I know that from experience.
Chapter Four
Despite Emerson’s offer to listen if I want to talk about the “diner incident”, we don’t get into it upon arriving home. Dad and Deborah have gone out for dinner, as they do most nights when Emerson and I aren’t around. The house feels cavernous and cold tonight. This place hasn’t felt like home since Mom passed away, but after what just happened with Tucker, the entire town feels uninhabitable to me. I feel like I’m fifteen years old again. Scared, confused, and so, so lonely. Only now, there’s actually someone here to help me through it.

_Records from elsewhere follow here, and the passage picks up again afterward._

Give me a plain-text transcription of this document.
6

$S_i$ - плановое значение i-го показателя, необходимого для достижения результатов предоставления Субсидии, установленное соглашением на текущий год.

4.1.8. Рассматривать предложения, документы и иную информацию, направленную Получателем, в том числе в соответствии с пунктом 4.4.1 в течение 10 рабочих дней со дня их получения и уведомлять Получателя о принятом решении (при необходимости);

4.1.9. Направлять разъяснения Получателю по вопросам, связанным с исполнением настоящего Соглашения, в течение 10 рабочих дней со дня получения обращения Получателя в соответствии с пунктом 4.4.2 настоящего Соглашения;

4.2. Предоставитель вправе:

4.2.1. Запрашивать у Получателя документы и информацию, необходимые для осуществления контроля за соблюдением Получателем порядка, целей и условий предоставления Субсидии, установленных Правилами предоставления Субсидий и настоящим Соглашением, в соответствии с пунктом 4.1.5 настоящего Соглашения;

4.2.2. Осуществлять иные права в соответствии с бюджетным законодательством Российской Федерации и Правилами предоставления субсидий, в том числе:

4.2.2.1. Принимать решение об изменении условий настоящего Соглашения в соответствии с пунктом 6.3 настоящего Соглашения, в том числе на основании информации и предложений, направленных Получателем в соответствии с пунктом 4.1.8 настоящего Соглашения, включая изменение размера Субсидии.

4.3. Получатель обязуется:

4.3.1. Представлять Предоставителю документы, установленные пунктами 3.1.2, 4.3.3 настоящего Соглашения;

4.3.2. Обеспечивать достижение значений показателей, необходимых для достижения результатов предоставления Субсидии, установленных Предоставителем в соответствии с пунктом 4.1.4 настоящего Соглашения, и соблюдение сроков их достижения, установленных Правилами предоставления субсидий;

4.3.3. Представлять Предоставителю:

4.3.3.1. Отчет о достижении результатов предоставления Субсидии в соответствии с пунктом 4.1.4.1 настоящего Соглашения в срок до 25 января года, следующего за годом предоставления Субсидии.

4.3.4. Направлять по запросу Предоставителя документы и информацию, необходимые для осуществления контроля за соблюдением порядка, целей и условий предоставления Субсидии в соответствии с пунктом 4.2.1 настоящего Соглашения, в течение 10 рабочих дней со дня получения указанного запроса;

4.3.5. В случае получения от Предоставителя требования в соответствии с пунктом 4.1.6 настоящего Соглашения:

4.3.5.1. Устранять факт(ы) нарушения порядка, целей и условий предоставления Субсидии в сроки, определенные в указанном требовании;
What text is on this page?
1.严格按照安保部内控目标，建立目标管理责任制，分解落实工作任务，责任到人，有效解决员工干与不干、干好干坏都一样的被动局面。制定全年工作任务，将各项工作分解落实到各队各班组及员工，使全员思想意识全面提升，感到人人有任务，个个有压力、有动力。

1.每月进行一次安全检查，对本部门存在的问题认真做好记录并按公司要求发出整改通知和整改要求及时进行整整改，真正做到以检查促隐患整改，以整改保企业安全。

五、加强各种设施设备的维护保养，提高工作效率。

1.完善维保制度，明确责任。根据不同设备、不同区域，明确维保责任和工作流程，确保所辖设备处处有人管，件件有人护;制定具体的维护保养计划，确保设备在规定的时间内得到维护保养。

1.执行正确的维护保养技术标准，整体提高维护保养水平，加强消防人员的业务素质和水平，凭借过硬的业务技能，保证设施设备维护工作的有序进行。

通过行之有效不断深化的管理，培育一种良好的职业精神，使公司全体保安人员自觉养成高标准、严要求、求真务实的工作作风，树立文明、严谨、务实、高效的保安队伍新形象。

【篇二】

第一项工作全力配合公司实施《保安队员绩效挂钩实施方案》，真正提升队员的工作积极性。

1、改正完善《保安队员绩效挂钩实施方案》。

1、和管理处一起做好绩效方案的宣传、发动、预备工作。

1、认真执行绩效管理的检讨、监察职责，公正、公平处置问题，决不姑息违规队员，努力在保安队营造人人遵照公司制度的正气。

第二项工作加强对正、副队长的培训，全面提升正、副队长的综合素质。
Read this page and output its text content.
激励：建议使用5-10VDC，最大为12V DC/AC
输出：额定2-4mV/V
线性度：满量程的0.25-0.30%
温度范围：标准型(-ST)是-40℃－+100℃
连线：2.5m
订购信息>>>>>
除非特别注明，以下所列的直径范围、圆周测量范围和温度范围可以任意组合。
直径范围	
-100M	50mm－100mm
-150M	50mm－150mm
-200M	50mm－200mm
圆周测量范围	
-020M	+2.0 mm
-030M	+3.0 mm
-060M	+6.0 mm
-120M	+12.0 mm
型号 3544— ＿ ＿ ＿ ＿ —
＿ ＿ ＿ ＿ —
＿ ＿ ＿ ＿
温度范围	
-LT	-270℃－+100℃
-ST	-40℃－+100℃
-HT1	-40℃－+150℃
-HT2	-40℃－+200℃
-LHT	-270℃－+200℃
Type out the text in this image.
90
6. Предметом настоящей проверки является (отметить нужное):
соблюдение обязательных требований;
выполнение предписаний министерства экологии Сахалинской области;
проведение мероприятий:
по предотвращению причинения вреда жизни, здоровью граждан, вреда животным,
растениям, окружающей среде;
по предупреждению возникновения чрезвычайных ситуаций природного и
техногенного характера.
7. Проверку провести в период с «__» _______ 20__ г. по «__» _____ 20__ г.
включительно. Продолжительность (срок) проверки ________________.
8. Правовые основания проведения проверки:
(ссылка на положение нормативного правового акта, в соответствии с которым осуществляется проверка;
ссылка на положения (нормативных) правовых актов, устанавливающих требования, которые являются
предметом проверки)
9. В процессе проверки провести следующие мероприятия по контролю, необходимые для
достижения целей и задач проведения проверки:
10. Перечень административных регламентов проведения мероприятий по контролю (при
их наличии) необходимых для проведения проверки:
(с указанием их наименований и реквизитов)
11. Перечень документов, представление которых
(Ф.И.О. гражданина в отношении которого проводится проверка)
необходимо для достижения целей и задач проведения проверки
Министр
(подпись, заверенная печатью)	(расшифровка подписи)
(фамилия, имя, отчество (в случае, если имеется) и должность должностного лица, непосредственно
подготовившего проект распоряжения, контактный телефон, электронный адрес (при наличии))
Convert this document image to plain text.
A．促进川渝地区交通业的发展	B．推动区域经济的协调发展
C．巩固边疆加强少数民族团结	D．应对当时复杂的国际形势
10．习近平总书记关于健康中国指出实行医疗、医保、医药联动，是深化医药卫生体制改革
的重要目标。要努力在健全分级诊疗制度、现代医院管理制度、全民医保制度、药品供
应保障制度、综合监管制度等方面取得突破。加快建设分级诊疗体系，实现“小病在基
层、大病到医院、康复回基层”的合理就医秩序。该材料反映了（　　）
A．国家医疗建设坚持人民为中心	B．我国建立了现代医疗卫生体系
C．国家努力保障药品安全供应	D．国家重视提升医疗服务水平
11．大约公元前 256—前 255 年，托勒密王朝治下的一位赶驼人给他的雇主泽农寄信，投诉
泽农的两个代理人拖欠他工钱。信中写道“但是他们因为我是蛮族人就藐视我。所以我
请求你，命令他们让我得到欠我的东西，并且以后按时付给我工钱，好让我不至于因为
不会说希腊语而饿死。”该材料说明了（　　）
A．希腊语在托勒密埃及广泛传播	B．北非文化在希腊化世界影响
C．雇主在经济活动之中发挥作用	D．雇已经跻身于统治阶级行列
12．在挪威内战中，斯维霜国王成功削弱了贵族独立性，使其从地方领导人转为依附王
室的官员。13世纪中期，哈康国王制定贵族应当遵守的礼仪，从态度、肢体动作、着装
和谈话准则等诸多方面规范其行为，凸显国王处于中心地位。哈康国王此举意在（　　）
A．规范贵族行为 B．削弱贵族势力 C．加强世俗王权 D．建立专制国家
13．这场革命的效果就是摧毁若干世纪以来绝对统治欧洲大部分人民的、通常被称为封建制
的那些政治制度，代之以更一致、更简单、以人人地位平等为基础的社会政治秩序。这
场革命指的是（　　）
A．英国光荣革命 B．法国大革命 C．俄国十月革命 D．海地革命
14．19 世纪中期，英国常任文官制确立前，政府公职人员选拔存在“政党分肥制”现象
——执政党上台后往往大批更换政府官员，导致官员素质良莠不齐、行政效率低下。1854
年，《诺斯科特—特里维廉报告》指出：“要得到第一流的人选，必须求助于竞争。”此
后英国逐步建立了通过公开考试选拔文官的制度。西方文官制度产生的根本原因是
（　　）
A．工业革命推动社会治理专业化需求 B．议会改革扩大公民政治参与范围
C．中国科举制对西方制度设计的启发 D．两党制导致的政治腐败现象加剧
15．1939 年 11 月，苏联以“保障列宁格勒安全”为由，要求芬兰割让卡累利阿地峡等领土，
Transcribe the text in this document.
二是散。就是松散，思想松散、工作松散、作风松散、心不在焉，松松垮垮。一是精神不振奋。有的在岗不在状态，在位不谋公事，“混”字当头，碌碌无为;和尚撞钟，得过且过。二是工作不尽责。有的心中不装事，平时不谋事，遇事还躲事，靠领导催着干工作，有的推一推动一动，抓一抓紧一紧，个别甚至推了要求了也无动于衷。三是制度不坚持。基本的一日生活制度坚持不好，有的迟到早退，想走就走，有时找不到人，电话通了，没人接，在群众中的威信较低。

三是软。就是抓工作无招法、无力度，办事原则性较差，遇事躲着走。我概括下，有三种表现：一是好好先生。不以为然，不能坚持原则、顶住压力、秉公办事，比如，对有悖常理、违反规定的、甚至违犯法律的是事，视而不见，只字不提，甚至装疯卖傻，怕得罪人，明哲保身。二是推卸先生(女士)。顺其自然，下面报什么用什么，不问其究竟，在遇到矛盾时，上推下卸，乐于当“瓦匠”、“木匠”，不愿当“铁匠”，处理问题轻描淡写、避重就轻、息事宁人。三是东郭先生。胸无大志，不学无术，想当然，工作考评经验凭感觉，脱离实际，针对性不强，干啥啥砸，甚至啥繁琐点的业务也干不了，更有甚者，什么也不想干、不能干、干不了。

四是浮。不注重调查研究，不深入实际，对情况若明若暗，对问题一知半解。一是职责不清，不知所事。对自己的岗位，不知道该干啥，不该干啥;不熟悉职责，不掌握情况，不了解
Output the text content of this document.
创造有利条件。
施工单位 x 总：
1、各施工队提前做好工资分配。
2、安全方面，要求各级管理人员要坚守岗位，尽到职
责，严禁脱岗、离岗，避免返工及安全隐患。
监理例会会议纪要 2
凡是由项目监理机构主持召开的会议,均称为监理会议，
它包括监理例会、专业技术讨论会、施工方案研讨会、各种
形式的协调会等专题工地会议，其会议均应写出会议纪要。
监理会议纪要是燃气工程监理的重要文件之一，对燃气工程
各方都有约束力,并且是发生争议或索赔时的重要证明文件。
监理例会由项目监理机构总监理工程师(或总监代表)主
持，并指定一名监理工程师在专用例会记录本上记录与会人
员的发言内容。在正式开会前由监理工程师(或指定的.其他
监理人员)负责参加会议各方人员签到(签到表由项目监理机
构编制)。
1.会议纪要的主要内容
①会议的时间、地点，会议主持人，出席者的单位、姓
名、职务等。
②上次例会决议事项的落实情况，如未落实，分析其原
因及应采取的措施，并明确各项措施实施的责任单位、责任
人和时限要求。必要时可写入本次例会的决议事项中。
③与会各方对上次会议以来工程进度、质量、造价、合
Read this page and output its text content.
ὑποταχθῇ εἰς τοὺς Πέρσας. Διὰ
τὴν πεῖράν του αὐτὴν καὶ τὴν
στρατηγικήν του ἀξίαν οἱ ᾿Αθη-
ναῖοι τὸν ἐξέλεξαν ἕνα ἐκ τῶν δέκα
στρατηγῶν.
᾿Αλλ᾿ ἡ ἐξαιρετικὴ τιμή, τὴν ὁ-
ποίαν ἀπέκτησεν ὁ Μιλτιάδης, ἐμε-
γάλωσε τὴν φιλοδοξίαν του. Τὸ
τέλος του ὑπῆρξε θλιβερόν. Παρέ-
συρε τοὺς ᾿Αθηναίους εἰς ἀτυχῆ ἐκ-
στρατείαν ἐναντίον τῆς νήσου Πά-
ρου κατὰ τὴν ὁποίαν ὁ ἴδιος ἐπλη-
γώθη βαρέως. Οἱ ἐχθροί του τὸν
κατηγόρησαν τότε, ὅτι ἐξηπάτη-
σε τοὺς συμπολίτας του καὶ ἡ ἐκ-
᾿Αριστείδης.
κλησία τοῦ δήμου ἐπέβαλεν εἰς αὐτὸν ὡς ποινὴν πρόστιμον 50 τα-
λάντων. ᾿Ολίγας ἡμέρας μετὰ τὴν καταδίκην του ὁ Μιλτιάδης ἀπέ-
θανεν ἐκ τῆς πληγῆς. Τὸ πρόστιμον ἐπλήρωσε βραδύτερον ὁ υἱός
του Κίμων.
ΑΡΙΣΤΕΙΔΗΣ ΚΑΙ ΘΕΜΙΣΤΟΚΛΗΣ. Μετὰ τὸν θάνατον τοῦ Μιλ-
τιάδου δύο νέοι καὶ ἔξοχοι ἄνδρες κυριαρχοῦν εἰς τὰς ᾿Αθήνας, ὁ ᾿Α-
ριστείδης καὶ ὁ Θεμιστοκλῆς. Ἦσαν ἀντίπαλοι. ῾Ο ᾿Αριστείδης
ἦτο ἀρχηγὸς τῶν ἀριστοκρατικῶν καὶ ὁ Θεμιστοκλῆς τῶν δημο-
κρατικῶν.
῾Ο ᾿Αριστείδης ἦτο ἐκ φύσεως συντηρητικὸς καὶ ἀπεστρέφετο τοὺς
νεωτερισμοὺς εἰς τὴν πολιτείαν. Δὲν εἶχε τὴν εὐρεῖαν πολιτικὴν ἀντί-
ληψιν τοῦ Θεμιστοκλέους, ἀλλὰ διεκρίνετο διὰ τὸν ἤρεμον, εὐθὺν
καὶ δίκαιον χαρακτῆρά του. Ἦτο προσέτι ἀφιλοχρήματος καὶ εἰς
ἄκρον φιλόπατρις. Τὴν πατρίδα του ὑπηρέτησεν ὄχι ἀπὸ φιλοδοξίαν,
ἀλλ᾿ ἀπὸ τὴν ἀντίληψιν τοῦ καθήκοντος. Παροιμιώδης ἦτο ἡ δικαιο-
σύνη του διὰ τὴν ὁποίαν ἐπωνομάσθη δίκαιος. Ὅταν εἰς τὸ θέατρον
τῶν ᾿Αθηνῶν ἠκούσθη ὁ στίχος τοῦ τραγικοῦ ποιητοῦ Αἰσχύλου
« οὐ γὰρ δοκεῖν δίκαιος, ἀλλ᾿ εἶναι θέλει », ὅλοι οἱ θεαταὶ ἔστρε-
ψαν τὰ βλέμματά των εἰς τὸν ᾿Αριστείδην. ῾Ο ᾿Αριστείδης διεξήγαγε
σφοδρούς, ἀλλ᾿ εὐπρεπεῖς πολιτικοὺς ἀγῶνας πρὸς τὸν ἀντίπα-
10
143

“We still need to rustle up some grub,” Emerson says, moving ahead of me into the kitchen. He doesn’t seem to mind my radio silence about what just went down at the restaurant, but there’s definitely been a shift in his demeanor. His usual grin has been replaced by a comforting smile, and his entire attitude toward me seems gentler. Nicer. It isn’t that he’s pitying me, thank god. It’s almost as if he’s recognized something of himself in me. Go figure—I’m sure he has more pain hidden inside of him than anyone should be made to live with.
“Well, I’m a terrible cook,” I tell him, leaning my elbows on the kitchen island. “Couldn’t even boil water if I tried.”
“Huh. Lucky for you, I happen to be an excellent chef,” Emerson says seriously, opening up the kitchen cupboard.
“Wait. Really?” I ask, surprised.
“Really,” he replies, “I had to cook for Mom most of the time growing up. Letting a wasted person near sharp knives and open flames is a terrible idea.”
“That follows,” I reply. “So, what do you have in mind, master chef?”
“Well,” he says, plucking a few items down off the cupboard shelf. “How do you feel about risotto?”
“Are you kidding?” I blurt. That’s one of my all-time favorite foods. I used to ask my mom to make it every year for my birthday. But there’s no way he could have known that.
“I’ll take that as a ‘f*ck yeah’,” Emerson smiles, plunking a container of Arborio rice down onto the counter. “Why don’t you find us a movie on demand to watch or something? I’ll get this thing whipped up in no time.”
I follow his suggestion and head for the living room. Stealing a glance at Emerson over my shoulder, I feel my heart warm up a few degrees. His face is composed, free from the scowl that usually rests there. With Dad and Deb out for the night, I can almost imagine that this is our place—mine and Emerson’s alone. We’ve never once spent time like this together. He hardly ever stays in for a night, and I’m mostly preoccupied with extracurriculars and long study sessions at the library. After our disastrous outing before, this evening is suddenly looking up. Maybe we’ll even get around to discussing this sudden shift in our relationship. He’s cooking me dinner, after all. Clearly, miracles do happen.
I scroll through dozens upon dozens of movies as Emerson cooks. The savory fragrance of his recipe makes my stomach growl in eager anticipation.